Dans le courant de l'été 2012, la société Seolis a installé un poteau électrique hors de l'emprise réservée aux travaux publics de construction de la LGV SEA, sur une parcelle appartenant
à M. C.... Ce dernier, après avoir envisagé de conserver l'ouvrage sur son terrain moyennant une indemnité, en a sollicité l'enlèvement le 14 mai 2013, mais s'est ultérieurement opposé à ce que la société Seolis intervienne sur sa propriété pour effectuer la dépose, ainsi qu'il résulte d'échanges de courriels entre des agents de cette société des 10 et 16 juillet 2013. Par lettre
du 19 juillet 2013, le directeur opérationnel du GIE Cosea a demandé à M. C... de faciliter l'accès aux lieux pour permettre la dépose de l'ouvrage, devenu inutile suite à la mise en place d'un autre poteau dans l'emprise, sur lequel la ligne a été dévoyée.
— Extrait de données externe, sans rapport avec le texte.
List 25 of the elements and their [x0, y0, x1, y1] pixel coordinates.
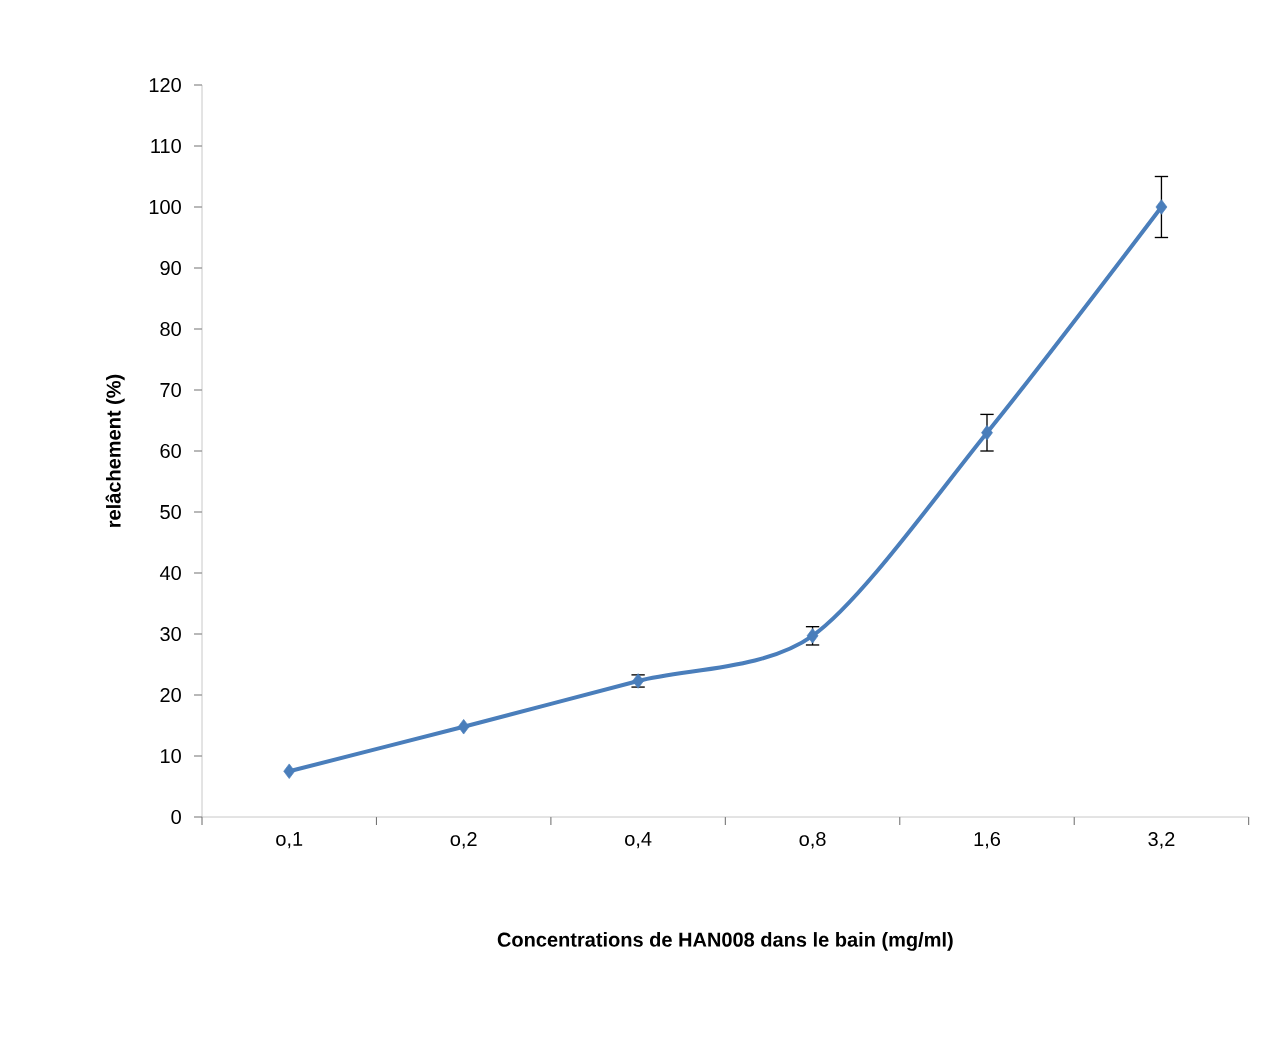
y-tick-label: 80: [160, 321, 181, 337]
x-tick-label: o,2: [450, 831, 477, 849]
y-tick-label: 50: [160, 504, 181, 520]
x-tick-label: o,1: [276, 831, 303, 849]
point: [1155, 199, 1168, 215]
x-axis-title: Concentrations de HAN008 dans le bain (mg/ml): [497, 932, 953, 951]
y-tick-label: 20: [160, 687, 181, 703]
y-tick-label: 0: [171, 809, 181, 825]
y-tick-label: 70: [160, 382, 181, 398]
y-tick-label: 30: [160, 626, 181, 642]
point: [283, 763, 296, 779]
x-tick-label: 1,6: [974, 831, 1001, 849]
x-tick-label: 3,2: [1148, 831, 1175, 849]
y-tick-label: 40: [159, 565, 181, 581]
y-axis-title: relâchement (%): [105, 374, 125, 527]
y-tick-label: 110: [151, 138, 181, 154]
x-tick-label: o,4: [625, 831, 652, 849]
y-tick-label: 10: [161, 748, 181, 764]
point: [981, 425, 993, 441]
y-tick-label: 100: [149, 199, 181, 215]
x-tick-label: o,8: [799, 831, 826, 849]
y-tick-label: 60: [160, 443, 181, 459]
y-tick-label: 90: [160, 260, 181, 276]
point: [457, 719, 470, 735]
y-tick-label: 120: [149, 77, 181, 93]
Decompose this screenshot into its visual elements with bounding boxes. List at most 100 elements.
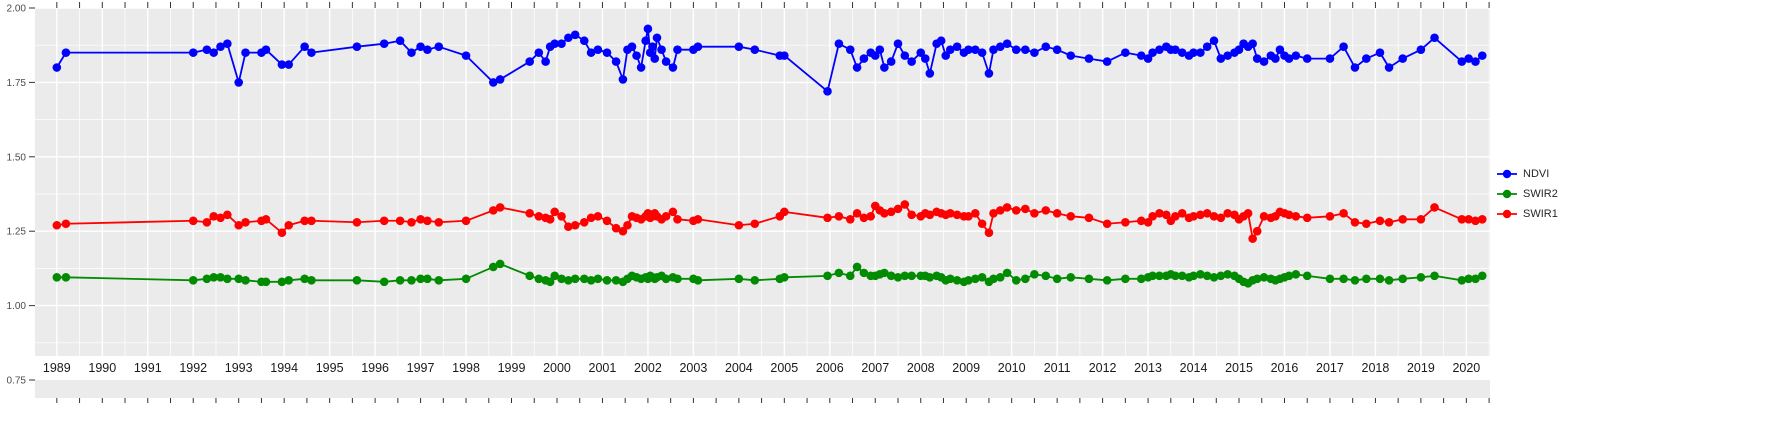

M. C... n'a pas donné suite à cette proposition. Par lettre du 15 juillet 2015, il a saisi la société Lisea d'une demande d'enlèvement du poteau et d'indemnisation à hauteur de 50 000 euros des préjudices qu'il attribuait à l'implantation irrégulière de l'ouvrage. En l'absence de réponse, il a saisi le tribunal administratif de Poitiers de demandes d'annulation de la décision implicite de rejet de sa demande de suppression du poteau électrique, de condamnation de cette société à lui verser une indemnité de 50 000 euros, et d'injonction sous astreinte à la société Lisea de supprimer cet ouvrage. M. C..., qui a réduit sa demande indemnitaire à 20 015,72 euros, relève appel du jugement du 12 décembre 2017 par lequel le tribunal a rejeté sa requête comme mal dirigée au motif que, l'ouvrage ayant été implanté par la société Gérédis Deux-Sèvres qui avait confié l'exécution des travaux à la société Seolis, la société Lisea n'avait pas la qualité de " maître de l'ouvrage public " en litige.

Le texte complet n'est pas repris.